A senior commander of Iran’s Islamic Revolution Guards Corps (IRGC) has warned Iraq’s Kurdistan Regional Government (KRG) against allowing terrorist groups to use its territory to pose threats against security of the Islamic Republic.
Brigadier General Mohammad Pakpour made the remarks on Monday in reaction to recent moves by anti-Iran armed terrorists in the northwestern border areas of the country as he was inspecting military units and border posts in that region.
Noting that armed terrorist groups use Iraq’s northern territory as a base to sow insecurity in Iran’s border regions, the IRGC commander said, “Continuation of this situation is not tolerable for us and we will give necessary response to terrorists.”
General Pakpour noted that Iran has frequently warned and informed the KRG officials about the moves made by armed terrorist groups in their region to penetrate into Iran and scuttle the country’s security.
“Terrorist and counterrevolutionary groups affiliated with the global arrogance and foreign espionage services have been using the territory of northern Iraq for many years to undermine security and peace in border areas of the Islamic Republic of Iran and harass the inhabitants of these regions,” he said.
The commander noted that the Islamic Republic has issued necessary warnings to the Iraqi government and the KRG officials in this regard.
The IRGC commander emphasized that the Iraqi government and the Kurdistan Regional Government should not allow terrorists to act freely and set up strongholds on those territories to threaten and create insecurity against Iran, adding, “We consider any negligence in this regard to be contrary to good neighborly ties and good relations between the two countries,” Pakpour pointed out.

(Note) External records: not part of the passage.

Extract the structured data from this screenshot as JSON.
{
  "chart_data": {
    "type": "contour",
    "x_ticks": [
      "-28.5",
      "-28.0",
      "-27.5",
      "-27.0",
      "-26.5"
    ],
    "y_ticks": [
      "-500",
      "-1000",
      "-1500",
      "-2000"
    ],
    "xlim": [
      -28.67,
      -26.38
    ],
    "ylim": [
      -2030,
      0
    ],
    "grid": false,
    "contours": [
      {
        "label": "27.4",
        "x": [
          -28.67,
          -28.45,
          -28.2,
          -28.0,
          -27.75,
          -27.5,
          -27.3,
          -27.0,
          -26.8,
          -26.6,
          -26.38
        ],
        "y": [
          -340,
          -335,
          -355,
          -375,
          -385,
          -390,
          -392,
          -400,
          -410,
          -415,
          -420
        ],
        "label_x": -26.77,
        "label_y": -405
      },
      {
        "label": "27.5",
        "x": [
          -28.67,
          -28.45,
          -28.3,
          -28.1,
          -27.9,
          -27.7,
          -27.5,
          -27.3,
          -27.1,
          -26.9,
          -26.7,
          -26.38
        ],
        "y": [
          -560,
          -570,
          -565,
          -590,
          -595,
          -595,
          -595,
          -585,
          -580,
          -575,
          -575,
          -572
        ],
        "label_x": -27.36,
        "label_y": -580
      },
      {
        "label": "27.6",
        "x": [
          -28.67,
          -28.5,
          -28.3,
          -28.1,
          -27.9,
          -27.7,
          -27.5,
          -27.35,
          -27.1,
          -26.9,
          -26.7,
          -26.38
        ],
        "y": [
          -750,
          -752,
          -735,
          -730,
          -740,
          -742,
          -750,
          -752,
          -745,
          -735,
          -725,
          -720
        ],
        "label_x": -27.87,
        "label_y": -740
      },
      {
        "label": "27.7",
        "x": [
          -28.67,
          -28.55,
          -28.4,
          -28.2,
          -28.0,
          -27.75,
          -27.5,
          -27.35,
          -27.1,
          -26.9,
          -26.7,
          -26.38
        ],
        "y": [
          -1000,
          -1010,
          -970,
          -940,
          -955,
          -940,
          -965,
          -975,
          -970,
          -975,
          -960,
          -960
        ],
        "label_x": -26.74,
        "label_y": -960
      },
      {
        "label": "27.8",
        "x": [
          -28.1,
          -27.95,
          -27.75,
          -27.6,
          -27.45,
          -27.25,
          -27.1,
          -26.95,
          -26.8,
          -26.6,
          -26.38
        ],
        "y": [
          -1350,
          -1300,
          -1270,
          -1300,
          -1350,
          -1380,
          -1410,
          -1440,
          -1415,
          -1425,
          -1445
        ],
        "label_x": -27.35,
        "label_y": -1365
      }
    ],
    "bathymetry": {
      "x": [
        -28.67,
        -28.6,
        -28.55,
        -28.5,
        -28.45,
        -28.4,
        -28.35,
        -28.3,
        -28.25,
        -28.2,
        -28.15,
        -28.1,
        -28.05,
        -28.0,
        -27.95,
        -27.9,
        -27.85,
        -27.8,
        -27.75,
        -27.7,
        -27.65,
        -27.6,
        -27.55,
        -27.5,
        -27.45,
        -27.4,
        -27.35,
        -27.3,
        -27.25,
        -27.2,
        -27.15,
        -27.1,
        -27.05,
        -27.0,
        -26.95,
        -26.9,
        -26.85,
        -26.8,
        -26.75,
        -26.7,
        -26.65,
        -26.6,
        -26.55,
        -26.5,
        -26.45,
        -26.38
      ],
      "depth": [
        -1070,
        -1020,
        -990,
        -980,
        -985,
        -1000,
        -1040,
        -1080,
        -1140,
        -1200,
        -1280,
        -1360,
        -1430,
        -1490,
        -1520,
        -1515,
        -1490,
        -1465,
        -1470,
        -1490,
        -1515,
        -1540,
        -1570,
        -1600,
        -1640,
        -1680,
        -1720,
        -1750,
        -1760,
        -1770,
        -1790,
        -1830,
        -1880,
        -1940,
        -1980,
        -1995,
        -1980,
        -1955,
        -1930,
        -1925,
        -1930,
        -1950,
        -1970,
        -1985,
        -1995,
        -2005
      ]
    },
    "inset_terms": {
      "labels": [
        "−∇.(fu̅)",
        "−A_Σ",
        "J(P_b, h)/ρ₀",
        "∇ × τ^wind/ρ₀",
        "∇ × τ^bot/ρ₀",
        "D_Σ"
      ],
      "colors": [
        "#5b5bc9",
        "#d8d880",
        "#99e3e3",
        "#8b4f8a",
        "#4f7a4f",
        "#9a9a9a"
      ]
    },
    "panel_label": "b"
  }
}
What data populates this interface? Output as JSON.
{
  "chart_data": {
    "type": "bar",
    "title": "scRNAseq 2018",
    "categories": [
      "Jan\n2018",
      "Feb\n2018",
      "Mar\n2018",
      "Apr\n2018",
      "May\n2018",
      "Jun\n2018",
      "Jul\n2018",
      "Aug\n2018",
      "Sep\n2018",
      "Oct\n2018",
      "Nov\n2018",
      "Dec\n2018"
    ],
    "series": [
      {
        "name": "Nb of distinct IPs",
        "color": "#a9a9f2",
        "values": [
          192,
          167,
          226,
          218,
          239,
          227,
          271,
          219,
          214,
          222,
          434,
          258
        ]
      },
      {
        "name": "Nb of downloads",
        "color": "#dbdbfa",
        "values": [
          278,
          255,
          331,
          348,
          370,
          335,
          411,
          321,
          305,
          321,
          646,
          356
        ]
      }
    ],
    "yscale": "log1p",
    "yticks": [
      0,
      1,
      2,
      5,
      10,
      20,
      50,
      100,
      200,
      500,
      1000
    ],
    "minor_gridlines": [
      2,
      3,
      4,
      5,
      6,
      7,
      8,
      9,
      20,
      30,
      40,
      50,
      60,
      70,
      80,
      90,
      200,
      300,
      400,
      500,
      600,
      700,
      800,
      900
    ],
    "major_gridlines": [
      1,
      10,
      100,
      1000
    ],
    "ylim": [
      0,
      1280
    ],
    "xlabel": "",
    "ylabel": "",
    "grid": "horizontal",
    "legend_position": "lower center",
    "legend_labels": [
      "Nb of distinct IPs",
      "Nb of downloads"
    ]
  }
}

General Pakpour said, “In view of the situation in the [northern Iraqi] region and the possibility of [giving] a firm and crushing response by the Islamic Republic of Iran to terrorist groups, which are affiliated with the sworn enemies of the [Islamic] Revolution and the Islamic Establishment, and are holed up in the northern Iraqi territory, we request the inhabitants of this region to distance themselves from terrorists’ bases, so that no harm would come to them.”
Iraqi Kurdistan Region has been used for a long time by such anti-Iran terror groups as the Kurdistan Workers’ Party (PKK) and its offshoot, PJAK, which are active in Iraq and Turkey, to launch occasional attacks against the positions of Iranian border guards and border areas in northwestern parts of the country. The attacks have been invariably faced with crushing responses from Iran's border guards and other military units deployed in those areas.
PJAK is an offshoot of Turkey's PKK and is known for carrying out random hit-and-run attacks against Iranian targets, after which they retreat to their lairs in Turkey as well as the northern Iraqi territory.
They carry out their attacks in parts of Iran's West Azarbaijan province, which borders Iraq, Turkey, and Armenia.
On October 4, 2016, General Pakpour said a terrorist group, backed by the United States and the Israeli regime, had been dismantled in the country’s west near the border with Iraq, with Iranian forces killing all of its members.
In a similar announcement in July the same year, Pakpour said the IRGC forces had captured two members of a terrorist group in the southwest, saying the detainees had admitted to US and Saudi support.
Earlier in the year, a Takfiri-Wahhabi plot to stage attacks in Iran’s major cities, including Tehran, was thwarted.